Representation Learning for Wearable-Based Applications in the Case of Missing Data
Janosch Jungo, Yutong Xiang, Shkurta Gashi, Christian Holz
TL;DR
This paper addresses missing data in wearable sensor streams by evaluating masking-based self-supervised learning using transformer architectures for imputation. It contrasts transformer-based reconstruction with traditional imputation methods across 10 signals and assesses effects on downstream HAR and stress detection, revealing robustness for dynamically changing signals and long missing blocks. The work shows that while transformers often outperform baselines, simple methods can suffice for static signals, and it advocates hybrid imputation strategies and SSL-driven pretext tasks to improve real-world wearable analytics.
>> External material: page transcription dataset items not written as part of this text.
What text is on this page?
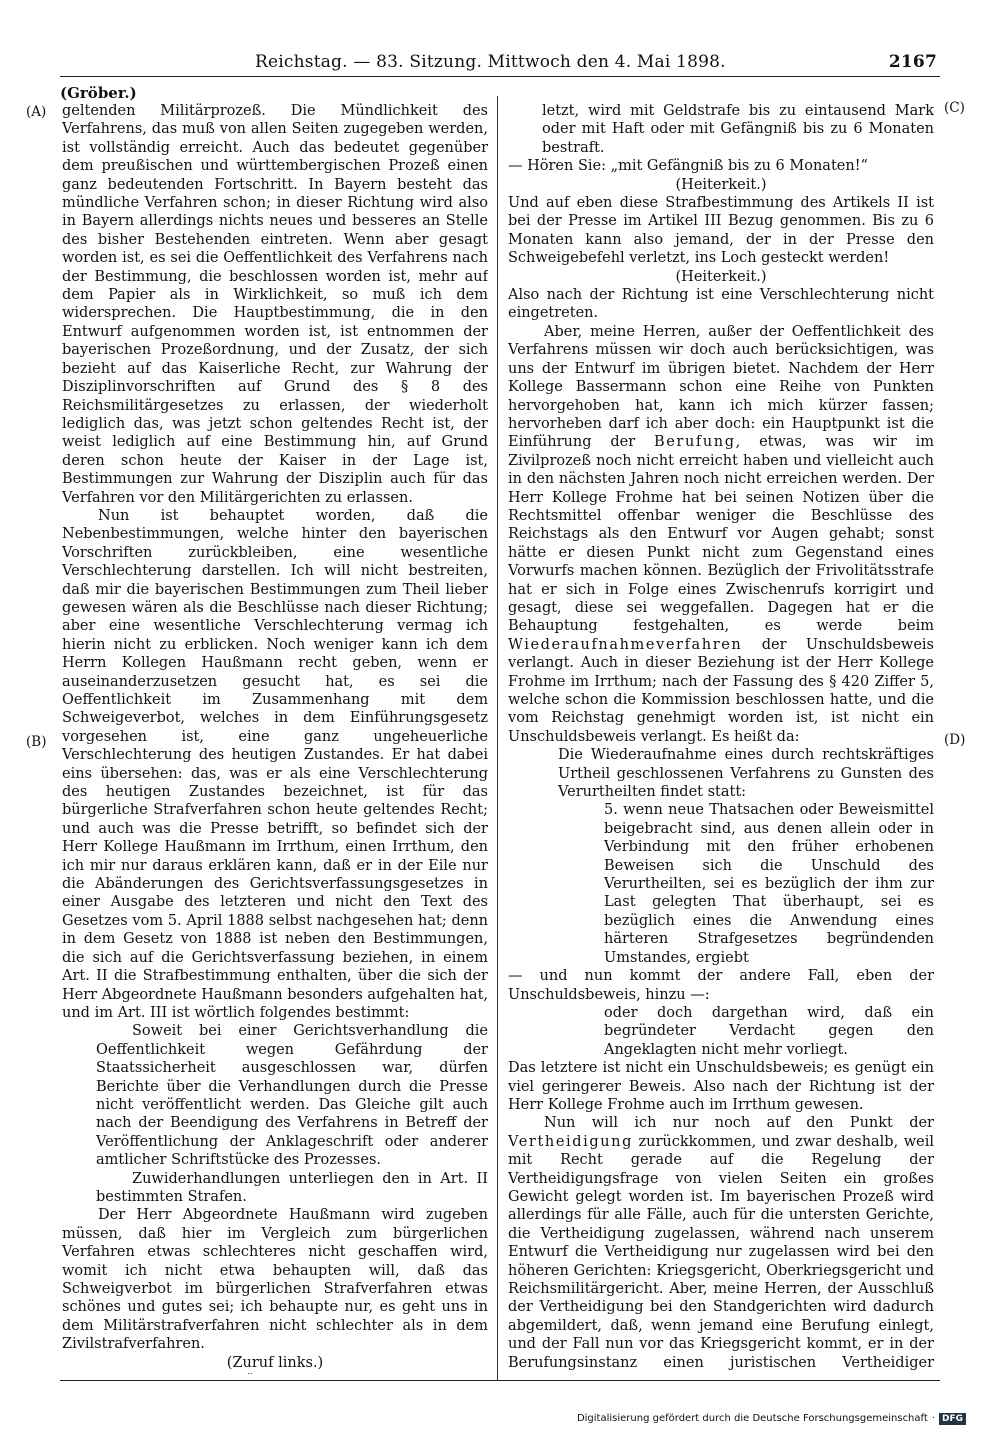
Reichstag. — 83. Sitzung. Mittwoch den 4. Mai 1898.	2167
(Gröber.)
(A)
(B)
(C)
(D)

geltenden Militärprozeß. Die Mündlichkeit des Verfahrens, das muß von allen Seiten zugegeben werden, ist vollständig erreicht. Auch das bedeutet gegenüber dem preußischen und württembergischen Prozeß einen ganz bedeutenden Fortschritt. In Bayern besteht das mündliche Verfahren schon; in dieser Richtung wird also in Bayern allerdings nichts neues und besseres an Stelle des bisher Bestehenden eintreten. Wenn aber gesagt worden ist, es sei die Oeffentlichkeit des Verfahrens nach der Bestimmung, die beschlossen worden ist, mehr auf dem Papier als in Wirklichkeit, so muß ich dem widersprechen. Die Hauptbestimmung, die in den Entwurf aufgenommen worden ist, ist entnommen der bayerischen Prozeßordnung, und der Zusatz, der sich bezieht auf das Kaiserliche Recht, zur Wahrung der Disziplinvorschriften auf Grund des § 8 des Reichsmilitärgesetzes zu erlassen, der wiederholt lediglich das, was jetzt schon geltendes Recht ist, der weist lediglich auf eine Bestimmung hin, auf Grund deren schon heute der Kaiser in der Lage ist, Bestimmungen zur Wahrung der Disziplin auch für das Verfahren vor den Militärgerichten zu erlassen.

Nun ist behauptet worden, daß die Nebenbestimmungen, welche hinter den bayerischen Vorschriften zurückbleiben, eine wesentliche Verschlechterung darstellen. Ich will nicht bestreiten, daß mir die bayerischen Bestimmungen zum Theil lieber gewesen wären als die Beschlüsse nach dieser Richtung; aber eine wesentliche Verschlechterung vermag ich hierin nicht zu erblicken. Noch weniger kann ich dem Herrn Kollegen Haußmann recht geben, wenn er auseinanderzusetzen gesucht hat, es sei die Oeffentlichkeit im Zusammenhang mit dem Schweigeverbot, welches in dem Einführungsgesetz vorgesehen ist, eine ganz ungeheuerliche Verschlechterung des heutigen Zustandes. Er hat dabei eins übersehen: das, was er als eine Verschlechterung des heutigen Zustandes bezeichnet, ist für das bürgerliche Strafverfahren schon heute geltendes Recht; und auch was die Presse betrifft, so befindet sich der Herr Kollege Haußmann im Irrthum, einen Irrthum, den ich mir nur daraus erklären kann, daß er in der Eile nur die Abänderungen des Gerichtsverfassungsgesetzes in einer Ausgabe des letzteren und nicht den Text des Gesetzes vom 5. April 1888 selbst nachgesehen hat; denn in dem Gesetz von 1888 ist neben den Bestimmungen, die sich auf die Gerichtsverfassung beziehen, in einem Art. II die Strafbestimmung enthalten, über die sich der Herr Abgeordnete Haußmann besonders aufgehalten hat, und im Art. III ist wörtlich folgendes bestimmt:

Soweit bei einer Gerichtsverhandlung die Oeffentlichkeit wegen Gefährdung der Staatssicherheit ausgeschlossen war, dürfen Berichte über die Verhandlungen durch die Presse nicht veröffentlicht werden. Das Gleiche gilt auch nach der Beendigung des Verfahrens in Betreff der Veröffentlichung der Anklageschrift oder anderer amtlicher Schriftstücke des Prozesses.

Zuwiderhandlungen unterliegen den in Art. II bestimmten Strafen.

Der Herr Abgeordnete Haußmann wird zugeben müssen, daß hier im Vergleich zum bürgerlichen Verfahren etwas schlechteres nicht geschaffen wird, womit ich nicht etwa behaupten will, daß das Schweigverbot im bürgerlichen Strafverfahren etwas schönes und gutes sei; ich behaupte nur, es geht uns in dem Militärstrafverfahren nicht schlechter als in dem Zivilstrafverfahren.

(Zuruf links.)

letzt, wird mit Geldstrafe bis zu eintausend Mark oder mit Haft oder mit Gefängniß bis zu 6 Monaten bestraft.

— Hören Sie: „mit Gefängniß bis zu 6 Monaten!“

(Heiterkeit.)

Und auf eben diese Strafbestimmung des Artikels II ist bei der Presse im Artikel III Bezug genommen. Bis zu 6 Monaten kann also jemand, der in der Presse den Schweigebefehl verletzt, ins Loch gesteckt werden!

(Heiterkeit.)

Also nach der Richtung ist eine Verschlechterung nicht eingetreten.

Aber, meine Herren, außer der Oeffentlichkeit des Verfahrens müssen wir doch auch berücksichtigen, was uns der Entwurf im übrigen bietet. Nachdem der Herr Kollege Bassermann schon eine Reihe von Punkten hervorgehoben hat, kann ich mich kürzer fassen; hervorheben darf ich aber doch: ein Hauptpunkt ist die Einführung der Berufung, etwas, was wir im Zivilprozeß noch nicht erreicht haben und vielleicht auch in den nächsten Jahren noch nicht erreichen werden. Der Herr Kollege Frohme hat bei seinen Notizen über die Rechtsmittel offenbar weniger die Beschlüsse des Reichstags als den Entwurf vor Augen gehabt; sonst hätte er diesen Punkt nicht zum Gegenstand eines Vorwurfs machen können. Bezüglich der Frivolitätsstrafe hat er sich in Folge eines Zwischenrufs korrigirt und gesagt, diese sei weggefallen. Dagegen hat er die Behauptung festgehalten, es werde beim Wiederaufnahmeverfahren der Unschuldsbeweis verlangt. Auch in dieser Beziehung ist der Herr Kollege Frohme im Irrthum; nach der Fassung des § 420 Ziffer 5, welche schon die Kommission beschlossen hatte, und die vom Reichstag genehmigt worden ist, ist nicht ein Unschuldsbeweis verlangt. Es heißt da:

Die Wiederaufnahme eines durch rechtskräftiges Urtheil geschlossenen Verfahrens zu Gunsten des Verurtheilten findet statt:

5. wenn neue Thatsachen oder Beweismittel beigebracht sind, aus denen allein oder in Verbindung mit den früher erhobenen Beweisen sich die Unschuld des Verurtheilten, sei es bezüglich der ihm zur Last gelegten That überhaupt, sei es bezüglich eines die Anwendung eines härteren Strafgesetzes begründenden Umstandes, ergiebt

— und nun kommt der andere Fall, eben der Unschuldsbeweis, hinzu —:

oder doch dargethan wird, daß ein begründeter Verdacht gegen den Angeklagten nicht mehr vorliegt.

Das letztere ist nicht ein Unschuldsbeweis; es genügt ein viel geringerer Beweis. Also nach der Richtung ist der Herr Kollege Frohme auch im Irrthum gewesen.

Nun will ich nur noch auf den Punkt der Vertheidigung zurückkommen, und zwar deshalb, weil mit Recht gerade auf die Regelung der Vertheidigungsfrage von vielen Seiten ein großes Gewicht gelegt worden ist. Im bayerischen Prozeß wird allerdings für alle Fälle, auch für die untersten Gerichte, die Vertheidigung zugelassen, während nach unserem Entwurf die Vertheidigung nur zugelassen wird bei den höheren Gerichten: Kriegsgericht, Oberkriegsgericht und Reichsmilitärgericht. Aber, meine Herren, der Ausschluß der Vertheidigung bei den Standgerichten wird dadurch abgemildert, daß, wenn jemand eine Berufung einlegt, und der Fall nun vor das Kriegsgericht kommt, er in der Berufungsinstanz einen juristischen Vertheidiger

Digitalisierung gefördert durch die Deutsche Forschungsgemeinschaft · DFG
Overall, the findings inform how to design masking-based SSL and imputation pipelines for wearable devices in the presence of substantial missing data, enabling more reliable behavior inference in uncontrolled environments.
Abstract
Wearable devices continuously collect sensor data and use it to infer an individual's behavior, such as sleep, physical activity, and emotions. Despite the significant interest and advancements in this field, modeling multimodal sensor data in real-world environments is still challenging due to low data quality and limited data annotations. In this work, we investigate representation learning for imputing missing wearable data and compare it with state-of-the-art statistical approaches. We investigate the performance of the transformer model on 10 physiological and behavioral signals with different masking ratios. Our results show that transformers outperform baselines for missing data imputation of signals that change more frequently, but not for monotonic signals. We further investigate the impact of imputation strategies and masking rations on downstream classification tasks. Our study provides insights for the design and development of masking-based self-supervised learning tasks and advocates the adoption of hybrid-based imputation strategies to address the challenge of missing data in wearable devices.